The savings are 60-90% on typical dev operations. Over a long session, that's the difference between hitting context limits and staying productive. And because it runs as a pre-tool-use hook, I never think about it — every Bash command Claude runs gets optimized automatically.
# Check your cumulative savings
rtk gain
# See which commands saved the most tokens
rtk gain --history
The Hooks That Tie It Together
Plugins are half the story. The other half is the hooks and settings that prevent mistakes:
rm -rf blocker: A pre-tool-use hook that blocks any rm command with both recursive and force flags. Claude can delete individual files, but it can't wipe directories. This has saved me exactly once — and once is enough.
Main branch push blocker: Blocks git push to main or master. Claude works on feature branches. Always. No exceptions, no "just this once."

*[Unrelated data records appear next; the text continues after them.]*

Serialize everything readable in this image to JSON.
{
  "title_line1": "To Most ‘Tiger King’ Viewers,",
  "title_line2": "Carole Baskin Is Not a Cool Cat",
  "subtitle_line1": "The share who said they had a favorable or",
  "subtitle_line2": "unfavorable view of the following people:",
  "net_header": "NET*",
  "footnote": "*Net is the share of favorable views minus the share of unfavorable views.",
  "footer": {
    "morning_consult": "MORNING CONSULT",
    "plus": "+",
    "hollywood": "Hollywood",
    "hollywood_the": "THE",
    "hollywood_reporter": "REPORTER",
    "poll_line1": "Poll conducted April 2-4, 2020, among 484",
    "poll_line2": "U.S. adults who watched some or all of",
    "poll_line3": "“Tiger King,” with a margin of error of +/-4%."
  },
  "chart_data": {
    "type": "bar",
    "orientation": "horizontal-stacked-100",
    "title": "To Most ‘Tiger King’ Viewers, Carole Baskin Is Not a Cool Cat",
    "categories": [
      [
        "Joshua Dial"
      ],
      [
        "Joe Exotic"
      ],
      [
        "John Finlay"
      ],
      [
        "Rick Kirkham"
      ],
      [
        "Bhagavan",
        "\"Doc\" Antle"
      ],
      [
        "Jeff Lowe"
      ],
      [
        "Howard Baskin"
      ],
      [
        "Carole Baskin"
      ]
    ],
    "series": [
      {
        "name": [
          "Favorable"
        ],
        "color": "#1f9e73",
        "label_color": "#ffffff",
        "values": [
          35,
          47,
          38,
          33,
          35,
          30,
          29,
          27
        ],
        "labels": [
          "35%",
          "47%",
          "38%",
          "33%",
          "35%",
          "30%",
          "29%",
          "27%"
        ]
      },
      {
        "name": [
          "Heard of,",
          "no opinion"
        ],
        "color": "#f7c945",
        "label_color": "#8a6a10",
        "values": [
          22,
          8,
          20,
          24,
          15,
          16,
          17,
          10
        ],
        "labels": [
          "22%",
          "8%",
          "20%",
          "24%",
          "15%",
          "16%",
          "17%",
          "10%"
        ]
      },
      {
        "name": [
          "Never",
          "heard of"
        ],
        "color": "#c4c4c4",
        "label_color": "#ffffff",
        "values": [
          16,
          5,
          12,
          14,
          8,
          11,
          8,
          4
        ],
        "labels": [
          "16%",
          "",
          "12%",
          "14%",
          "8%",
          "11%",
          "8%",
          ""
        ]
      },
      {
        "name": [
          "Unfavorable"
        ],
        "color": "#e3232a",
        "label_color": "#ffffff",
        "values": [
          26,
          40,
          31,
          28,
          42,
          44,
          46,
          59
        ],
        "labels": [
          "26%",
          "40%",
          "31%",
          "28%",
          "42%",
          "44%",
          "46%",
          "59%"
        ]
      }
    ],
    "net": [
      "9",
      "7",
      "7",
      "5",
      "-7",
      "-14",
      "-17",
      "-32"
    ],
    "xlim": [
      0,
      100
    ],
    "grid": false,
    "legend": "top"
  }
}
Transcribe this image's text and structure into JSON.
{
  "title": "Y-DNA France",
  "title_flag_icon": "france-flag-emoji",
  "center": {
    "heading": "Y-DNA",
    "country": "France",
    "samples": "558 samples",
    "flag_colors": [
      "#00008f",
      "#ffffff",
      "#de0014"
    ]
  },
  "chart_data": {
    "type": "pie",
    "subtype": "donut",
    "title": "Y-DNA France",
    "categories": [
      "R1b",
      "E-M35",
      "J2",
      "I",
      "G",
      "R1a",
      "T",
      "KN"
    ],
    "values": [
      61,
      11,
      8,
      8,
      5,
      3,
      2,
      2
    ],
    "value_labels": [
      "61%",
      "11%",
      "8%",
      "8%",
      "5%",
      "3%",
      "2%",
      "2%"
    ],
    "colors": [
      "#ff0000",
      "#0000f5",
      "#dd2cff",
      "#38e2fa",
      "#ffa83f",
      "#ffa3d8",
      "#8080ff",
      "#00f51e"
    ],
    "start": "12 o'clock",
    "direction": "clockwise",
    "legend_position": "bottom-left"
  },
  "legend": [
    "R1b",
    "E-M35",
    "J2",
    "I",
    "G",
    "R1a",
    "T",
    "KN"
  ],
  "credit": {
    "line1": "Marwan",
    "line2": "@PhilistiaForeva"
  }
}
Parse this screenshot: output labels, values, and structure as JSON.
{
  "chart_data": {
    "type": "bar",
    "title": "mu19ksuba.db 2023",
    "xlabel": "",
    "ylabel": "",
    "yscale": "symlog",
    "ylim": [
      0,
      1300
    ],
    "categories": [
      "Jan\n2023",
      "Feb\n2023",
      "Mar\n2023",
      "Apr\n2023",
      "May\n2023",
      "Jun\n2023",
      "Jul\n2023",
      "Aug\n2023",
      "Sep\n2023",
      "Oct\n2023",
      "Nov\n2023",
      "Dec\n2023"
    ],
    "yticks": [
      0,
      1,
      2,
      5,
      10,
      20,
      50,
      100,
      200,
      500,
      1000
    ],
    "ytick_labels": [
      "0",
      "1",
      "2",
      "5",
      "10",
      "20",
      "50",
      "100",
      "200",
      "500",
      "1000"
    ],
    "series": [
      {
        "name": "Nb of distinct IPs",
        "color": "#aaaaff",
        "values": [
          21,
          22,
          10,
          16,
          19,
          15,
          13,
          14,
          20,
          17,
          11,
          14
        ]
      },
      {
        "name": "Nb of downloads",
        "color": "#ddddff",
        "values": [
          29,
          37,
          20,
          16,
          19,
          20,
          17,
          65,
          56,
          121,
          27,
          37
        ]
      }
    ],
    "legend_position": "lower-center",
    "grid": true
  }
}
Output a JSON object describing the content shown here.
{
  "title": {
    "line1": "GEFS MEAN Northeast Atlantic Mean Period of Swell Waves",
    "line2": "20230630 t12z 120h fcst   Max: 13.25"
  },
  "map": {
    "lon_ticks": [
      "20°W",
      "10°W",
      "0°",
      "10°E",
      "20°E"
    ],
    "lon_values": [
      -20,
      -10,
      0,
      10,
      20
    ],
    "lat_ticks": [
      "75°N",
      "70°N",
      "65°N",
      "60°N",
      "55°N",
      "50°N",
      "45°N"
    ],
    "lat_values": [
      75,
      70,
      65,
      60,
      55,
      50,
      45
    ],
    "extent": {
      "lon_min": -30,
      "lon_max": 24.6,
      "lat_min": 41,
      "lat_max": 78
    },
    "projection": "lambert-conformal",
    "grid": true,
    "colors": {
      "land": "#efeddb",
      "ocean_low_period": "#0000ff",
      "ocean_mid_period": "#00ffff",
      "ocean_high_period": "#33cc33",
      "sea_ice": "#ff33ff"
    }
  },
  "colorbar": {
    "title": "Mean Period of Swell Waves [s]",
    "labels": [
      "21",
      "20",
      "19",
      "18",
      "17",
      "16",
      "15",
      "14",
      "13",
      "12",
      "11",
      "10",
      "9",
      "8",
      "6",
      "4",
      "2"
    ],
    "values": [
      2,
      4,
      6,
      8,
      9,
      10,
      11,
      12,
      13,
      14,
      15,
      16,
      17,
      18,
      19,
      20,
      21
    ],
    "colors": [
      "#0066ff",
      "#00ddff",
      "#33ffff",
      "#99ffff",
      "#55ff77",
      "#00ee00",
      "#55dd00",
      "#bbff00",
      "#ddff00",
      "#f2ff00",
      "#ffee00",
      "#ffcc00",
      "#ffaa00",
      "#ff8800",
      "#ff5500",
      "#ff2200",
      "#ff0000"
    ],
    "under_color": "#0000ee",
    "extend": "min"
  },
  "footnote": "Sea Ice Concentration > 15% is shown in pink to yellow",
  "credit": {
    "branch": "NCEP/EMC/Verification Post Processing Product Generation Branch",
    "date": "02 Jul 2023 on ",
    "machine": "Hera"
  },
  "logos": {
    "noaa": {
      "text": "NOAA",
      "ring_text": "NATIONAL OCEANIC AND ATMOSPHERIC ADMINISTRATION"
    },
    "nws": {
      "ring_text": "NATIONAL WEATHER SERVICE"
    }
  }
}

Permission defaults: acceptEdits mode means Claude can read and edit files without asking, but destructive operations still require confirmation. The PhpStorm MCP tools are pre-allowed because they're all safe. Sensitive paths (~/.ssh, ~/.aws, credentials) are explicitly denied.
What I Don't Use
Equally important: I don't install every plugin available. No CMS integrations, no AI-to-AI chains, no experimental features that aren't stable. Every plugin in my setup has been there for at least a week and proved its value through daily use. If something adds complexity without measurably improving output quality or speed, it gets removed.
The goal isn't maximizing the number of tools — it's minimizing friction between my decisions and working code.
The Stack at a Glance
| Layer | Tool | Purpose |
|---|---|---|
| Docs | Context7 | Current library documentation |
| Code Intelligence | Code Review Graph | Structural awareness, impact analysis |
| Planning | Planning with Files | Multi-step task tracking |
| IDE | PhpStorm Plugin | Symbol resolution, inspections |
| LSP | PHPantom Docker | PHP language server in Docker |
| Optimization | RTK | Token reduction on CLI output |
| Safety | Custom hooks | Block destructive operations |
If you're using Claude Code without any plugins, start with Context7 and Code Review Graph. They have the highest impact-to-setup-effort ratio. If you're in a PHP/PhpStorm environment, the PhpStorm plugin is a no-brainer. And if token costs matter to you (they should), look at RTK.
The plugins don't make Claude Code smarter. They give it better information to work with — and that's the difference between a tool that generates plausible code and one that generates correct code.